Running underneath that is another compelling idea, specifically that people can convince themselves that anything is God’s will, and what one person knows is God’s will might completely clash with what someone else knows is God’s will. This theme is the core of the movie. Jem has been taught anything good is God’s work, anything bad Satan’s. Such an outlook makes adolescent emotions even more turbulent than they already are. Nobody guides her in the gray area since everything in their religion is black and white. The way writer/director Laurel Parmet explores this dynamic is captivating.
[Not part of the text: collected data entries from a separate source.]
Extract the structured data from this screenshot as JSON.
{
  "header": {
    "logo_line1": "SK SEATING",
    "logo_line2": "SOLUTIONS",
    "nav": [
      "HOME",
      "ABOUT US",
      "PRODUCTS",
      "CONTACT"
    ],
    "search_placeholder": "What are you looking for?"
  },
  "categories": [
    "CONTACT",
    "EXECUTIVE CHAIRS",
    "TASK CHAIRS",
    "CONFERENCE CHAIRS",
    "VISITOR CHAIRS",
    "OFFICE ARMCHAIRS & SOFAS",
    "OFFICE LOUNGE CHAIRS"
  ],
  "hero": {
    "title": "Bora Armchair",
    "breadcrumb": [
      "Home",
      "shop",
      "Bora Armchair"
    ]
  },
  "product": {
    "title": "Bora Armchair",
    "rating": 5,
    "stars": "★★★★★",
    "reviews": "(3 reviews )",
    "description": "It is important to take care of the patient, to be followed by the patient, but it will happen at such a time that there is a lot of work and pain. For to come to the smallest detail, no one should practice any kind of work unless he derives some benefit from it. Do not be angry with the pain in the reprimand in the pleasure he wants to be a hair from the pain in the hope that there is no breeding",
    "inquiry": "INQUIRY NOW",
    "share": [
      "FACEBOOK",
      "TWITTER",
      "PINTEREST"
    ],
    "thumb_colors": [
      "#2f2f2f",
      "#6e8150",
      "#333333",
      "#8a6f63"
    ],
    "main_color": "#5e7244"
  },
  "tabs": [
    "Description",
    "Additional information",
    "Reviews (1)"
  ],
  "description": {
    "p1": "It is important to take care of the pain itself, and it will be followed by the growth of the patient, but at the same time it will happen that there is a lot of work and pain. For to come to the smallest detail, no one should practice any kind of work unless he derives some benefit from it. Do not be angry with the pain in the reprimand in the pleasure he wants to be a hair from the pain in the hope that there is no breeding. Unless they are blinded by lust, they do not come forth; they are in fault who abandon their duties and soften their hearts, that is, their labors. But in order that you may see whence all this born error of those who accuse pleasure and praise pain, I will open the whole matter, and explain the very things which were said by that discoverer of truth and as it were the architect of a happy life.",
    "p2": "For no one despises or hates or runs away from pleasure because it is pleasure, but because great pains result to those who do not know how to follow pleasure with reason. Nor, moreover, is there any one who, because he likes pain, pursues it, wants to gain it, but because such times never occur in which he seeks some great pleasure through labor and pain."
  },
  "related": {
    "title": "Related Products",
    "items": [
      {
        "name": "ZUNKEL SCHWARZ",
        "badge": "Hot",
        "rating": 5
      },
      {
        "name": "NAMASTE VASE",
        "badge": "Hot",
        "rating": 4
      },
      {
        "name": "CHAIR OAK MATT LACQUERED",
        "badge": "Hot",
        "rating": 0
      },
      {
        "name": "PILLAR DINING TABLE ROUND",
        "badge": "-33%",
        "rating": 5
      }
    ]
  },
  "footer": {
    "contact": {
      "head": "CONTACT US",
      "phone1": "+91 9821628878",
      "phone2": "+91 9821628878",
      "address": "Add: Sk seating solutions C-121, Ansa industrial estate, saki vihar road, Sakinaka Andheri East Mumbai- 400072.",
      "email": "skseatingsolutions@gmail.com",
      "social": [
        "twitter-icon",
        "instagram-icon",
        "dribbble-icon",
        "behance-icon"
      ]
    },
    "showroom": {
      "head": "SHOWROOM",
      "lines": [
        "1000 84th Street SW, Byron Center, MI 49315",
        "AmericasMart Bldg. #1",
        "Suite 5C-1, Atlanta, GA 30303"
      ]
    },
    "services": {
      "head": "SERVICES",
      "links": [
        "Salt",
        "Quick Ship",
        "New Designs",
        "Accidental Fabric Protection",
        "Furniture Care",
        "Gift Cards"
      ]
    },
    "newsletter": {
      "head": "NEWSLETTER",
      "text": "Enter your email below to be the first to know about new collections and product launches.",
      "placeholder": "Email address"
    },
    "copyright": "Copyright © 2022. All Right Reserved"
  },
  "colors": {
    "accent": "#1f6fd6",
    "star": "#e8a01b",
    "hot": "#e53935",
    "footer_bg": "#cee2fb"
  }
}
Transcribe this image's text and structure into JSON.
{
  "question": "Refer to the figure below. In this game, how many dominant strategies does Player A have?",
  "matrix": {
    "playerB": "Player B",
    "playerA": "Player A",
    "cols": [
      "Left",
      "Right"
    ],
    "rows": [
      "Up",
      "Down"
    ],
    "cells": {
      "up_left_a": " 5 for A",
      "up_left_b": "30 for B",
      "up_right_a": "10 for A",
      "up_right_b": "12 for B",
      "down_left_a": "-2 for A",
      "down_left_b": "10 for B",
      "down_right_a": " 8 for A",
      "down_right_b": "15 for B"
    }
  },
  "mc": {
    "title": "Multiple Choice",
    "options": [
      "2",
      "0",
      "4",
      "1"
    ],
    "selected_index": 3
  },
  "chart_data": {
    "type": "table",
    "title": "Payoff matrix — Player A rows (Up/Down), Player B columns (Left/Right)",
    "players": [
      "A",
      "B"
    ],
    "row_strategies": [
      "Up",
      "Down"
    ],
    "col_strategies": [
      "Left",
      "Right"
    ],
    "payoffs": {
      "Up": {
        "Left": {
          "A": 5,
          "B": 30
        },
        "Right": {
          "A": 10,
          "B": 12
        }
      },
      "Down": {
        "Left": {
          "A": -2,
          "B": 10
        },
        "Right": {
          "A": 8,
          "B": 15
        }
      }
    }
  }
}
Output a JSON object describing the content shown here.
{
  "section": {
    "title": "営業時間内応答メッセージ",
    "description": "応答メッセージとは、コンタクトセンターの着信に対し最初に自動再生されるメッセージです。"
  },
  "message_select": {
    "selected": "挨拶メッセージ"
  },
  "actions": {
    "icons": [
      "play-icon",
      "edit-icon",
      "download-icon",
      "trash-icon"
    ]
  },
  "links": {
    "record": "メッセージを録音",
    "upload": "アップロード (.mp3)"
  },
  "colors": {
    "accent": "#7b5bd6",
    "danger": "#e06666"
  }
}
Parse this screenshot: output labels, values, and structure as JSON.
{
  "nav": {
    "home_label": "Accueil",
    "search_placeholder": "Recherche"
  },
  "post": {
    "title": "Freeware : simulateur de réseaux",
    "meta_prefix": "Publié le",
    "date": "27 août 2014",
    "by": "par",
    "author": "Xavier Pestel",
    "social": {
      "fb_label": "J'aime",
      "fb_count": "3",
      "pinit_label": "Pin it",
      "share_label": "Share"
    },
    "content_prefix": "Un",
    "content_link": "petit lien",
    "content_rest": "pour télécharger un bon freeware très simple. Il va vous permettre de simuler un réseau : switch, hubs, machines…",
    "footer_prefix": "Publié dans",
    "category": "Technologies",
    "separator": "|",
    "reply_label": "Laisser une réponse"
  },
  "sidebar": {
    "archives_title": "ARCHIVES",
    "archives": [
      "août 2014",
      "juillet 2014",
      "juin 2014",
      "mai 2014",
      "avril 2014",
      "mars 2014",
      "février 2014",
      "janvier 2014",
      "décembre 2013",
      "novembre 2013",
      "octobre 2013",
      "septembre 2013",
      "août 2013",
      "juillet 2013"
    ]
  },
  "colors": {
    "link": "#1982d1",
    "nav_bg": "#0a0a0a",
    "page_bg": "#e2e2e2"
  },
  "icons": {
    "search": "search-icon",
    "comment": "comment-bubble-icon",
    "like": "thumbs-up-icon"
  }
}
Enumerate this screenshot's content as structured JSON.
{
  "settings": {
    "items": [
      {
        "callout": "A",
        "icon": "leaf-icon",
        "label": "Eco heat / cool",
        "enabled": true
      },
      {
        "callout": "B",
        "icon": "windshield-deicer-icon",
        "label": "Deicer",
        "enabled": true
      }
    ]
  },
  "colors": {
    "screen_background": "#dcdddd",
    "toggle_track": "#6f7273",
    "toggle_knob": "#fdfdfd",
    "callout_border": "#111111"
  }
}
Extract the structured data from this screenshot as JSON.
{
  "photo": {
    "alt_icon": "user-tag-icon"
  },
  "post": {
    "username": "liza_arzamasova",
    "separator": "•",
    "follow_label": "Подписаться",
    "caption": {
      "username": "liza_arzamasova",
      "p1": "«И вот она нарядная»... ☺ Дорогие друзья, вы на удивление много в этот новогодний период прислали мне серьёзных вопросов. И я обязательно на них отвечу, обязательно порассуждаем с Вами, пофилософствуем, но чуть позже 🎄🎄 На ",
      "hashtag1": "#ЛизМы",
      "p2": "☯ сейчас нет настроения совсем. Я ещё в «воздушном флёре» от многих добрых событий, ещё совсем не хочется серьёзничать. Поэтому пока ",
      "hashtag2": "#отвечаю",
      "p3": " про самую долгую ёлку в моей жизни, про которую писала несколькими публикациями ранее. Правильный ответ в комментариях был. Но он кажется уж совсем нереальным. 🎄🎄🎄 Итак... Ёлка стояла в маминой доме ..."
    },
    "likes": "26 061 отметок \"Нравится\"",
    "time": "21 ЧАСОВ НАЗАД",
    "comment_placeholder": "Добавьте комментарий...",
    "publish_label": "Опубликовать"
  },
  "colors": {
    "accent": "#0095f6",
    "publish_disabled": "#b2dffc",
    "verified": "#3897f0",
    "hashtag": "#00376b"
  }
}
Eliza Scanlen is outstanding in the lead role. She exquisitely captures the conflicting feelings Jem has swirling around inside of her. It’s a very layered performance that earns your sympathy. Equally good is Lewis Pullman, playing a character the polar opposite of goofy pilot Bob in Top Gun: Maverick. In fact, I didn’t even recognize him at first. The power of his work here comes in how he conveys Owen’s blindness to his own hypocrisy. He promotes Christian values despite not always living by them. He and Scanlen make dramatic magic together.

The Starling Girl builds to a subtle conclusion that’s packed with meaning. It’s a sensitive, observant film – a coming-of-age story told from a fresh perspective. Jem’s journey will impact you greatly.


out of four

The Starling Girl is rated R for some sexuality. The running time is 1 hour and 57 minutes.